Jakob Larsen, director de Seguridad y Protección del Consejo Marítimo Internacional y Báltico (BIMCO por sus siglas en inglés), la asociación privada de armadores más grande del mundo, explica este lunes en un comunicado que “la situación general de seguridad para el sector del transporte marítimo no ha cambiado por el momento, y nuestro consejo es que todos los armadores sigan realizando evaluaciones de riesgos exhaustivas”.
A propósito del “Proyecto Libertad” anunciado por Trump, Larsen añade que “no está claro si es sostenible a largo plazo o si se tratará de una operación limitada para sacar a algunos de los buques atrapados”. Y recuerda lo evidente: que “ante las amenazas iraníes contra cualquier buque que intente transitar por el estrecho de Ormuz sin coordinación con el ejército iraní, existe el riesgo de que se reanuden las hostilidades si el ”Proyecto Libertad” sigue adelante”.
BIMCO ya insistía semanas atrás en que “la mayoría de las compañías navieras necesitarán un alto al fuego estable y garantías por parte de ambos bandos del conflicto de que el tránsito por el estrecho de Ormuz es seguro”. Y reconocía que lo más probable es que sea necesaria una operación de desminado para reabrir completamente el estrecho, una tarea que estima que puede llevar varias semanas.
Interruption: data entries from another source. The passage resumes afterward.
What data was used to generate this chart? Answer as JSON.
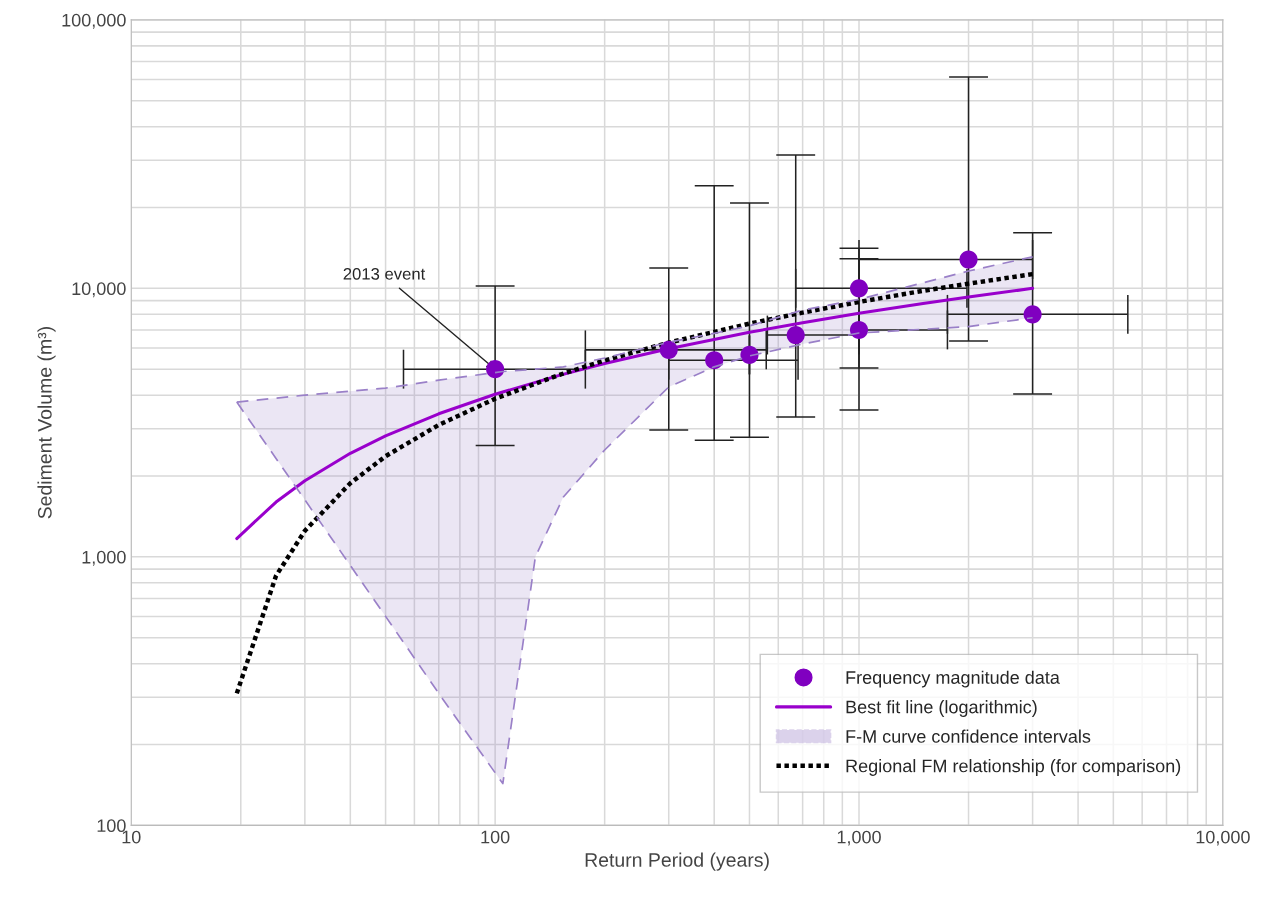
{
  "chart_data": {
    "type": "scatter",
    "xlabel": "Return Period (years)",
    "ylabel": "Sediment Volume (m³)",
    "log": "xy",
    "grid": true,
    "legend": "bottom right",
    "xlim": [
      10,
      10000
    ],
    "ylim": [
      100,
      100000
    ],
    "xticks": [
      {
        "value": 10,
        "label": "10"
      },
      {
        "value": 100,
        "label": "100"
      },
      {
        "value": 1000,
        "label": "1,000"
      },
      {
        "value": 10000,
        "label": "10,000"
      }
    ],
    "yticks": [
      {
        "value": 100,
        "label": "100"
      },
      {
        "value": 1000,
        "label": "1,000"
      },
      {
        "value": 10000,
        "label": "10,000"
      },
      {
        "value": 100000,
        "label": "100,000"
      }
    ],
    "annotations": [
      {
        "text": "2013 event",
        "x": 100,
        "y": 5000
      }
    ],
    "series": [
      {
        "name": "Frequency magnitude data",
        "marker": "circle",
        "color": "#8000c0",
        "x": [
          100,
          300,
          400,
          500,
          670,
          1000,
          1000,
          2000,
          3000
        ],
        "values": [
          5000,
          5900,
          5400,
          5650,
          6700,
          10000,
          7000,
          12800,
          8000
        ],
        "errors": [
          [
            2600,
            10200
          ],
          [
            2970,
            11900
          ],
          [
            2720,
            24100
          ],
          [
            2790,
            20800
          ],
          [
            3320,
            31400
          ],
          [
            5050,
            14100
          ],
          [
            3520,
            12900
          ],
          [
            6370,
            61300
          ],
          [
            4040,
            16100
          ]
        ],
        "xerrors": [
          [
            56,
            177
          ],
          [
            177,
            556
          ],
          [
            300,
            680
          ],
          null,
          [
            560,
            1000
          ],
          [
            670,
            1980
          ],
          [
            1000,
            1750
          ],
          [
            1000,
            3000
          ],
          [
            1750,
            5480
          ]
        ]
      },
      {
        "name": "Best fit line (logarithmic)",
        "type": "line",
        "line_style": "solid",
        "color": "#9900cc",
        "x": [
          19.5,
          25,
          30,
          40,
          50,
          70,
          100,
          150,
          200,
          300,
          500,
          700,
          1000,
          1500,
          2000,
          3000
        ],
        "values": [
          1170,
          1600,
          1920,
          2430,
          2820,
          3410,
          4030,
          4740,
          5250,
          5960,
          6860,
          7440,
          8070,
          8780,
          9280,
          10000
        ]
      },
      {
        "name": "F-M curve confidence intervals",
        "type": "line",
        "line_style": "dashed",
        "color": "#9a80c8",
        "x": [
          19.5,
          30,
          50,
          70,
          105,
          129,
          154,
          200,
          300,
          400,
          500,
          700,
          1000,
          2000,
          3000
        ],
        "values": [
          3770,
          4000,
          4250,
          4550,
          4900,
          5000,
          5100,
          5500,
          6300,
          6800,
          7250,
          8300,
          9100,
          11600,
          13100
        ],
        "lower": [
          3770,
          1630,
          600,
          310,
          143,
          1000,
          1670,
          2500,
          4290,
          5100,
          5600,
          6200,
          6820,
          7200,
          7770
        ],
        "upper": [
          3770,
          4000,
          4250,
          4550,
          4900,
          5000,
          5100,
          5500,
          6300,
          6800,
          7250,
          8300,
          9100,
          11600,
          13100
        ]
      },
      {
        "type": "line",
        "line_style": "dashed",
        "color": "#9a80c8",
        "x": [
          19.5,
          30,
          50,
          70,
          105,
          129,
          154,
          200,
          300,
          400,
          500,
          700,
          1000,
          2000,
          3000
        ],
        "values": [
          3770,
          1630,
          600,
          310,
          143,
          1000,
          1670,
          2500,
          4290,
          5100,
          5600,
          6200,
          6820,
          7200,
          7770
        ]
      },
      {
        "name": "Regional FM relationship (for comparison)",
        "type": "line",
        "line_style": "dashed",
        "color": "#000000",
        "x": [
          19.5,
          25,
          30,
          40,
          50,
          70,
          100,
          150,
          200,
          300,
          500,
          700,
          1000,
          1500,
          2000,
          3000
        ],
        "values": [
          310,
          850,
          1250,
          1880,
          2370,
          3100,
          3880,
          4760,
          5390,
          6280,
          7390,
          8120,
          8900,
          9790,
          10410,
          11300
        ]
      }
    ]
  }
}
Fuentes de la naviera danesa Maersk, la segunda mayor del mundo, señalan este lunes que “la seguridad de nuestra tripulación, nuestros buques y la carga de nuestros clientes sigue siendo nuestra prioridad. Cualquier decisión de transitar por el estrecho se basará en evaluaciones de riesgo y en un seguimiento exhaustivo de la situación de seguridad”. Insisten en que “es fundamental que se restablezca la libertad de navegación” y afirman acoger “con satisfacción cualquier esfuerzo encaminado a lograrlo”.
Navieras, armadores y aseguradoras llevan más de dos meses sin asumir ningún riesgo en Ormuz, atentas a los avisos de las autoridades marítimas y a la espera de que el estrecho pueda recuperar la normalidad para la navegación, lo que requiere tener la certeza de que las aguas por las que hasta marzo habían navegado alrededor de 140 buques diarios no están minadas.
El mínimo tránsito marítimo en la zona, casi inexistente desde que EE UU impuso un doble bloqueo, se ha realizado por un paso alternativo establecido por Irán y más próximo a su costa y a menudo por buques fantasma o vinculados a países más o menos afines a Teherán, lo que ha facilitado el cobro de peajes, pero no por el reconocido por la Organización Marítima Internacional (OMI), ajustado a las leyes internacionales de libre navegación y sobre el que ahora se sospecha ha sido minado por Irán. Así, la navegación es incierta y arriesgada por el paso habilitado por Irán, pero puede serlo aún más por el que era hasta marzo el paso común para los buques.
Las aseguradoras son también parte esencial en el desbloqueo del tráfico marítimo y difícilmente van a prestarse a cubrir el riesgo de navegar por una zona en la que el alto el fuego es cada día más frágil, después de que Irán haya declarado que la presencia de EE UU en Ormuz será considerada como acto de guerra. Un petrolero de gran tamaño —un VLCC (Very Large Crude Carrier en inglés) con capacidad de dos millones de barriles— puede transportar una carga ahora valorada en 200 millones de dólares. Un negocio demasiado preciado como para ponerlo en peligro ante el ataque de un dron o el estallido de una mina.